Figure 1.

Characterization of Fab1 point mutants. (A) Schematic representation of the Fab1 domain structure depicting the FYVE domain, the CCT, the CCR domains that together form the GroL region, and the lipid kinase domain. Mutations or truncations were introduced into each domain as indicated. (B) Amino acid sequence alignment of a conserved area in the CCT and CCR domains of several Fab1 orthologues: mm, Mus musculus; Hs, Homo sapiens; Sc, S. cerevisiae; Af, Aspergillus fumigatus; Dm, Drosophila melanogaster; Ce, Caenorhabditis elegans.

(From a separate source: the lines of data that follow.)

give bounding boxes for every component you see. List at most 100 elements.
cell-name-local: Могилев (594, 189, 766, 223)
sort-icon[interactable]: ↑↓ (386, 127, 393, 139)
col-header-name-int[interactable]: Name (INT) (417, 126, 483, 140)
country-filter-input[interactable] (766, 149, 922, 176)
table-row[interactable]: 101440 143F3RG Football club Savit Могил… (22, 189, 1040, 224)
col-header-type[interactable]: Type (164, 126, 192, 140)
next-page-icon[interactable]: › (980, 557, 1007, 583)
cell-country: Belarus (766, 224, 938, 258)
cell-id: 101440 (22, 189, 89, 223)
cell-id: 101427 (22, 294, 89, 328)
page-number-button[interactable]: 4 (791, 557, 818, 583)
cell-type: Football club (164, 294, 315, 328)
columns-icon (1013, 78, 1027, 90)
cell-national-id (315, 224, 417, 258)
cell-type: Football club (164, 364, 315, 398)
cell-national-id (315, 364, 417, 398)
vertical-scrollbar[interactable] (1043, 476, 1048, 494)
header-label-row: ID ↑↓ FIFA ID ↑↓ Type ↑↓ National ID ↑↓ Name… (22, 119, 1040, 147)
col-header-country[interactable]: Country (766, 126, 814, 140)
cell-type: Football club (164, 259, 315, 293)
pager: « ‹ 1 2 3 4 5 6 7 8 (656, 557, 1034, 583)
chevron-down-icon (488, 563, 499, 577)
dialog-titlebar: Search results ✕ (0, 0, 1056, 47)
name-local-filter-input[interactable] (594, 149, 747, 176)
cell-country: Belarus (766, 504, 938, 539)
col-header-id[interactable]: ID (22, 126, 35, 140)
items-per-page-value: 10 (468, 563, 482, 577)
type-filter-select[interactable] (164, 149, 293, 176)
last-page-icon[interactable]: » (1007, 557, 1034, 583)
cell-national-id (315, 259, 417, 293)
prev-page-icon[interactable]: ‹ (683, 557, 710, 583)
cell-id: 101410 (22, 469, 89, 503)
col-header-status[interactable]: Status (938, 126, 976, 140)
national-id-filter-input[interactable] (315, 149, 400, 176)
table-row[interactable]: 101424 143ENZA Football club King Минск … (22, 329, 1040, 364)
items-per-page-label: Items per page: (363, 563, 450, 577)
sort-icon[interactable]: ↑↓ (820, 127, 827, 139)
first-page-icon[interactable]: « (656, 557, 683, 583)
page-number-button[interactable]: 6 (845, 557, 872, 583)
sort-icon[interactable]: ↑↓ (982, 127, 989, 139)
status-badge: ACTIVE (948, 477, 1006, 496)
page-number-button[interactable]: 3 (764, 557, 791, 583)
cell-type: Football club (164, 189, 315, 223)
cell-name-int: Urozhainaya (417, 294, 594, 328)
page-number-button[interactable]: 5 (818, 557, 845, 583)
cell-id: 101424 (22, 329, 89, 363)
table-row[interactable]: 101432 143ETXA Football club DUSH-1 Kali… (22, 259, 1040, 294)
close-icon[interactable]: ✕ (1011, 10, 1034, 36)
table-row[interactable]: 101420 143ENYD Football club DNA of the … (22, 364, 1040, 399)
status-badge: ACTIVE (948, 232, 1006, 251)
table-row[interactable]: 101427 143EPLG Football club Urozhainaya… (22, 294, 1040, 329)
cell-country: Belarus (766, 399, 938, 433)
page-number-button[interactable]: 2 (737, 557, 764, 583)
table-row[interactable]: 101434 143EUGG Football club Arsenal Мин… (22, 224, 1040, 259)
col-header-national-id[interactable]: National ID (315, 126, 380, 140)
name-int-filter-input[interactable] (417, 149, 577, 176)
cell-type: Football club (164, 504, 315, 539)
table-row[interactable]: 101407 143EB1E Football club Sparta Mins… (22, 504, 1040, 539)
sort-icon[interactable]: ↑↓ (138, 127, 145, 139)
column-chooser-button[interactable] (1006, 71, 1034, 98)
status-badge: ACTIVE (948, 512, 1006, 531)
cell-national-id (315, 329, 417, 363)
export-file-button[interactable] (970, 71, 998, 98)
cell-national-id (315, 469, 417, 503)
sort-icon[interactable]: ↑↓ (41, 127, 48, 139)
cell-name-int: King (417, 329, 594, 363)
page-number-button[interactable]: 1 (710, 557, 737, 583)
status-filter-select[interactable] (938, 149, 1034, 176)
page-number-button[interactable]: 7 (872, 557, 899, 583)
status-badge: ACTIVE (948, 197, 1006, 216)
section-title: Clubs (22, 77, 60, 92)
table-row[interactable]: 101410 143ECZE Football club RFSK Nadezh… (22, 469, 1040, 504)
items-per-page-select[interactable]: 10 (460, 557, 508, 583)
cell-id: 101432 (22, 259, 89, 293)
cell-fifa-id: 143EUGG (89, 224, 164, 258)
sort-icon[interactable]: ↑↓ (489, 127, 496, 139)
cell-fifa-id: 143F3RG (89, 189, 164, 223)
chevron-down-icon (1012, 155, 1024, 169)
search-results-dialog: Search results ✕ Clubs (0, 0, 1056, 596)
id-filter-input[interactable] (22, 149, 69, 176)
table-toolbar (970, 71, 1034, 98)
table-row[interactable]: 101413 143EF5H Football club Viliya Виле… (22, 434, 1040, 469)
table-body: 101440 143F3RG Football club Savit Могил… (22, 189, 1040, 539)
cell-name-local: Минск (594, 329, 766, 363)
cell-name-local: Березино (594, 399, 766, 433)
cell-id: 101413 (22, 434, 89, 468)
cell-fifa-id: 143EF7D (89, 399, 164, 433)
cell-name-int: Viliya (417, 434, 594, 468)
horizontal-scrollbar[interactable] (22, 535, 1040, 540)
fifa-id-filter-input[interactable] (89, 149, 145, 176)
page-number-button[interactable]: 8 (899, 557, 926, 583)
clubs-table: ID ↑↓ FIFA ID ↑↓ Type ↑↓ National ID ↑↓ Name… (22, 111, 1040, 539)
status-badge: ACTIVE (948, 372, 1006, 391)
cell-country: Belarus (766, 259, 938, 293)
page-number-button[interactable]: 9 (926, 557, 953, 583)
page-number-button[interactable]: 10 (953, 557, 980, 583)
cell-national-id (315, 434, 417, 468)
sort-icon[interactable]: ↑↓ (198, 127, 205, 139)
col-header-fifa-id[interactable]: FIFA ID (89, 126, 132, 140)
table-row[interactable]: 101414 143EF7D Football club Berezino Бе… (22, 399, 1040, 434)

The asterisk (*) denotes conserved residues, whereas the colon (:) and the period (.) indicate near-identical or similar residues, respectively. Enclosed residues were mutated as indicated above. (C) Cellular levels of PtdIns(3,5)P₂ as a percentage of total PtdIns in cells expressing the indicated Fab1 mutants. (D) Temperature-sensitive growth of fab1Δ cells expressing Fab1 mutants. Serial dilutions of cultures grown at 26 or 38°C for three days. (E) Vacuolar morphology of fab1Δ cells expressing the designated fab1 mutants. Cells were labeled with FM4-64 to demarcate the vacuolar limiting membrane. The FM4-64 and DIC images were merged as a grayscale palette. Bar, 5 μm.